Built for developers, data scientists, and privacy researchers, VeriSynth transforms real datasets into **statistically faithful** synthetic versions, complete with **cryptographic proof receipts** that anyone can verify independently.

***

## Why VeriSynth?

Synthetic data isn’t new — but **trust** is.

Most synthetic data tools are black boxes. You’re told to “trust” that the data is private and realistic, but there’s no way to verify it. VeriSynth changes that.

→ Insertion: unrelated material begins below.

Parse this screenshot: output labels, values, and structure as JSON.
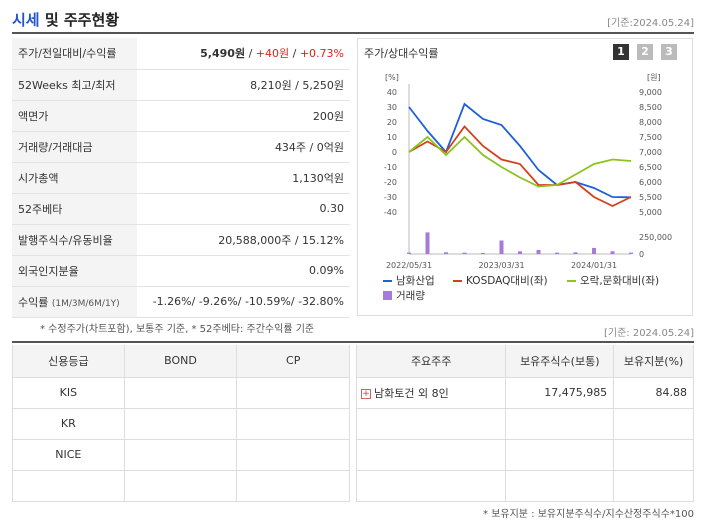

✅ **Verifiable** — Each run produces a tamper-evident `proof.json` receipt with dataset hashes, model parameters, and metrics.\
✅ **Transparent** — Built entirely in open source under the MIT license.\
✅ **Reproducible** — Deterministic seeds make every result traceable and reproducible.\
✅ **Private by design** — No real records are ever copied, reused, or identifiable.

***

## How It Works (High Level)

VeriSynth learns the **statistical relationships** within your dataset — not the identities.

Example:

> If real data shows that *older individuals with high BMI are more likely to have elevated blood pressure*, VeriSynth preserves those patterns without retaining any real patient data.

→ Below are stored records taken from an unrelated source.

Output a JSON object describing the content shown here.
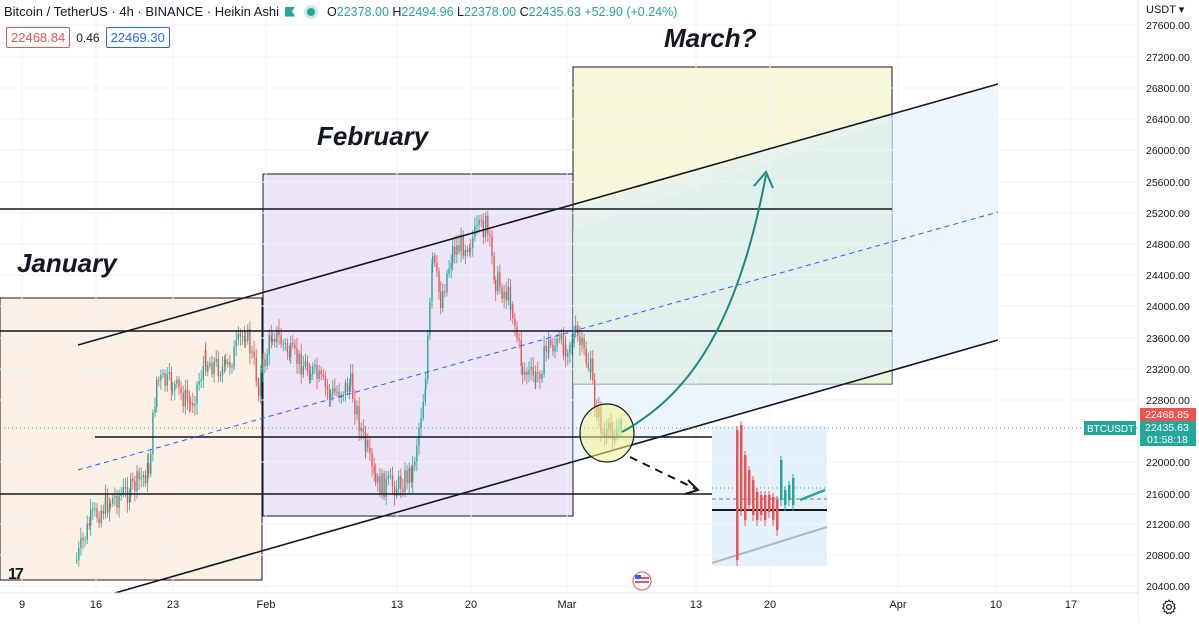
{
  "legend": {
    "symbol_title": "Bitcoin / TetherUS · 4h · BINANCE · Heikin Ashi",
    "open_label": "O",
    "open": "22378.00",
    "high_label": "H",
    "high": "22494.96",
    "low_label": "L",
    "low": "22378.00",
    "close_label": "C",
    "close": "22435.63",
    "change": "+52.90 (+0.24%)"
  },
  "quote": {
    "bid": "22468.84",
    "spread": "0.46",
    "ask": "22469.30"
  },
  "currency_menu": "USDT ▾",
  "price_axis": {
    "labels": [
      "27600.00",
      "27200.00",
      "26800.00",
      "26400.00",
      "26000.00",
      "25600.00",
      "25200.00",
      "24800.00",
      "24400.00",
      "24000.00",
      "23600.00",
      "23200.00",
      "22800.00",
      "22000.00",
      "21600.00",
      "21200.00",
      "20800.00",
      "20400.00"
    ],
    "ask_tag": "22468.85",
    "last_price_tag": "22435.63",
    "countdown": "01:58:18",
    "symbol_tag": "BTCUSDT"
  },
  "time_axis": [
    "9",
    "16",
    "23",
    "Feb",
    "13",
    "20",
    "Mar",
    "13",
    "20",
    "Apr",
    "10",
    "17"
  ],
  "annotations": {
    "january": "January",
    "february": "February",
    "march": "March?"
  },
  "colors": {
    "up": "#26a69a",
    "down": "#ef5350",
    "arrow": "#1a8a7a",
    "channel_mid": "#2962ff"
  },
  "icons": {
    "settings": "gear-icon",
    "logo": "tradingview-logo-icon",
    "events": "us-flag-events-icon"
  },
  "logo_text": "17"
}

The result: **synthetic data that behaves like the real world**, ready for analysis, testing, or AI model training.

```bash theme={null}
# Generate 1M synthetic rows locally
pip install verisynth-core
verisynth data/patients.csv -o out/ --rows 1000000 --seed 42
```

This produces:

```
📁 out/synthetic.csv
🧾 out/proof.json
```

***

## Proof Receipts

Every synthesis run outputs a JSON proof file containing:

* Input/output dataset hashes (SHA-256)
* Correlation & privacy metrics
* Model version, parameters, and random seed
* Merkle root for integrity verification

Example:

```json theme={null}
{
  "verisynth_version": "core-0.1.0",
  "metrics": {
    "corr_mean_abs_delta": 0.12,
    "naive_reid_risk": 0.01
  },
  "input":  { "rows": 10, "sha256": "…82b7" },
  "output": { "rows": 1000000, "sha256": "…acb9" },
  "proof": "merkle_root: …c31"
}
```

***

## Trusted Foundations

VeriSynth is powered by:

* **Gaussian Copula** for tabular synthesis
* **SHA-256 / Merkle trees** for integrity proofs
* **Deterministic seeding** for reproducibility
* **Python-first design** for extensibility and CLI simplicity

***

## Use Cases

* Training ML models without exposing real data
* Sharing medical or financial datasets securely
* Benchmarking AI systems with realistic-but-fake data
* Creating test environments for analytics pipelines

***

> VeriSynth Core is open-source (MIT) and runs 100% locally.
> No signup · No GPUs needed · On-prem / VPC friendly.